Claude Steiner suggerisce che, da bambini, siamo tutti indottrinati dai nostri genitori con cinque regole restrittive sulle carezze. L’insieme di queste regole è alla base di ciò che Steiner chiama l’economia delle carezze: insegnando ai propri figli che le carezze sono limitate nella quantità, fanno sì che il bambino pur di ottenerle perché gli sono essenziali, imparerà ad ottenerle seguendo quanto dicono mamma e papà e da adulto imparerà a obbedire inconsapevolmente a queste cinque regole:
– non dare carezze quando ne hai da dare (es. non essere troppo complimentosi perché la gente potrebbe pensare che sei falso)
– non chiedere carezze quando ne hai bisogno (es. non chiedere conferme o riconoscimenti perché le carezze date su richiesta non valgono, sono date solo per educazione)
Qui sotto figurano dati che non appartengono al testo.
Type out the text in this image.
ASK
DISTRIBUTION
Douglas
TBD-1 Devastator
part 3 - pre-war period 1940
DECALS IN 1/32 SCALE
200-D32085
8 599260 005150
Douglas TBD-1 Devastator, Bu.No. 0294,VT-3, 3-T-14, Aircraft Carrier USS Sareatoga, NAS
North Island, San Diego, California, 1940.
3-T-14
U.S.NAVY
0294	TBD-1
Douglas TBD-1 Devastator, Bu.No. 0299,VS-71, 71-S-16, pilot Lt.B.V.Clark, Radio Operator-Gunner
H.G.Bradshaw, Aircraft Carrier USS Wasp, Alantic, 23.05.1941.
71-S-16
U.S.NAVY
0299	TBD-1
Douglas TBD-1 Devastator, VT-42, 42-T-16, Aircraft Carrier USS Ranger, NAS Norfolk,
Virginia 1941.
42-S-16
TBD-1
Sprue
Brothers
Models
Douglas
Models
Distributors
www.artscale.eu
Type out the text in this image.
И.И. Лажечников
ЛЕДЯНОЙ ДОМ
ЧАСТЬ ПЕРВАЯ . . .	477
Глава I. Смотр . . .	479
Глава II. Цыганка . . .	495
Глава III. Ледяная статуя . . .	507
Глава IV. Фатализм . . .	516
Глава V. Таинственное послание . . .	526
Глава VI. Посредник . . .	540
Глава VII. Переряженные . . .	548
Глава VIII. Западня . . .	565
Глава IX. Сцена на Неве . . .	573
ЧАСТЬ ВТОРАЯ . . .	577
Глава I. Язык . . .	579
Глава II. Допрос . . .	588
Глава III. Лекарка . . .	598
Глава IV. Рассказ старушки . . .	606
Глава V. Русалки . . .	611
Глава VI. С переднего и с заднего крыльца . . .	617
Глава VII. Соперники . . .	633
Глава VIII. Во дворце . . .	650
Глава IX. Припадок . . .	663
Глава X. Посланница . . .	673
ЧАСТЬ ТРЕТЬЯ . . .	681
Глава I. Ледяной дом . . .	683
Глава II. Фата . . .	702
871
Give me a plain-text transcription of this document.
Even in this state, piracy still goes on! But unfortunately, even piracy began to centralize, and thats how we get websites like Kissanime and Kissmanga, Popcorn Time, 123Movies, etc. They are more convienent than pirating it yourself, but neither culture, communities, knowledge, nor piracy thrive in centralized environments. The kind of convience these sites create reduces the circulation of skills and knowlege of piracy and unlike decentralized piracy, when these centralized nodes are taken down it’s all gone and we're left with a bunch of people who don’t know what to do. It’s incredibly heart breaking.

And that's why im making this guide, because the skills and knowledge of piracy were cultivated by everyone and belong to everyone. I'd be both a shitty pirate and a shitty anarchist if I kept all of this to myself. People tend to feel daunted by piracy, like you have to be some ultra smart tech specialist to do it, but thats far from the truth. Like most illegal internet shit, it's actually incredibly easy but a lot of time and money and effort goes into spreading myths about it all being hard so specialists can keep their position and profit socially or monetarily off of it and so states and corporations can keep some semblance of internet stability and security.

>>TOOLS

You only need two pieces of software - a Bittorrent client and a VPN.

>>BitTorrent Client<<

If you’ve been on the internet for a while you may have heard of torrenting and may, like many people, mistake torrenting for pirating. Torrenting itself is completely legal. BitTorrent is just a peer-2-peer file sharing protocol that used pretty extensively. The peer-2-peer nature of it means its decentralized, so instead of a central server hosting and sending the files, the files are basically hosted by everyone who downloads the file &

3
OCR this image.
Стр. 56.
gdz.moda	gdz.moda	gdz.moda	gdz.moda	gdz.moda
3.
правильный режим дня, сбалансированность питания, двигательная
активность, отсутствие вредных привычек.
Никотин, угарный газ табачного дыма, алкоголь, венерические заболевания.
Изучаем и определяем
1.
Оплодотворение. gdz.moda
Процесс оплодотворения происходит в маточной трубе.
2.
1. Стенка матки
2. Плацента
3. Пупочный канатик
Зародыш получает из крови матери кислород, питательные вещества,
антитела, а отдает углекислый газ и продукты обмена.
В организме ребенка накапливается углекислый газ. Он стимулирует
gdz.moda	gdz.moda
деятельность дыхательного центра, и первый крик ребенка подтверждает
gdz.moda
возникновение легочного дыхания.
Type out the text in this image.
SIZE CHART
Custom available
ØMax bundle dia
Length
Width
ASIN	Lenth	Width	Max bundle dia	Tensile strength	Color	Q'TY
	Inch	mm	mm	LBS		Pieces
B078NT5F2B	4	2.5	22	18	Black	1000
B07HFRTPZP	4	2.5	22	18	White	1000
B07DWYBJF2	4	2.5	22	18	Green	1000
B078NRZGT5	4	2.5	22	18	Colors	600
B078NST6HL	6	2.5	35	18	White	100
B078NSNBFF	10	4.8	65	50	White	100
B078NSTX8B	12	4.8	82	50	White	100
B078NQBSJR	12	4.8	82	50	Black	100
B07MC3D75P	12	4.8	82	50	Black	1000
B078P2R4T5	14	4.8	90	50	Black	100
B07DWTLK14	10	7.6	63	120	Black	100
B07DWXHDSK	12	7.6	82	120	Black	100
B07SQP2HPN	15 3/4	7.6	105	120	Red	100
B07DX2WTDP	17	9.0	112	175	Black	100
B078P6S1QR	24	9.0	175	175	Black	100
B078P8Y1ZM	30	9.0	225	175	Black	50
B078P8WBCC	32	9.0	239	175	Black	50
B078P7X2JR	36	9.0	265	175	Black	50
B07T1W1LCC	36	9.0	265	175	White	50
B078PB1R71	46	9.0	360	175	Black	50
– non accettare carezze se le vuoi (es. non credere ai complimenti che vi fanno o alle cose belle che vi dicono perché sicuramente c’è qualcosa dietro)
– non rifiutare carezze quando non le vuoi (es. non rifiutare le critiche o le attenzioni eccessive perché queste servono per crescere)
– non dare carezze a te stesso (es. non lodarvi da soli, essere modesti)
È importantissimo invece diventare consapevoli che le carezze sono disponibili in quantità illimitata e possiamo dare carezze ogni qual volta lo vogliamo, perché non finiscono mai, così come riceverle o chiederle quando ne abbiamo bisogno, perché le carezze richieste hanno lo stesso valore di quelle ottenute spontaneamente. Infine dare carezze a noi stessi è molto importante perché aumenta la nostra autostima e un sano amor proprio.
Si può imparare a scambiarsi carezze liberamente, ad aprire il proprio cuore, a dare e chiedere carezze senza vergogna né imbarazzo. Persone diverse preferiscono carezze diverse, e ognuno ha le sue preferenze, i suoi desideri segreti.
Nella mia vita, ma soprattutto nel mio lavoro, ritengo di grande importanza l’uso di carezze positive, perché spesso i pazienti in passato hanno conosciuto solo carezze negative o addirittura totale incuranza (assenza di carezze) e spesso chiedono, anche se non verbalmente, di essere visti e riconosciuti nei loro bisogni. A questo proposito ritengo che la stessa terapia sia una grande carezza perché il terapeuta concentra tutta la sua attenzione sul cliente e sui suoi bisogni e di conseguenza gli dà carezze, facendolo dalla posizione Io sono OK – Tu sei Ok, utilizzando un ascolto attivo ed empatico.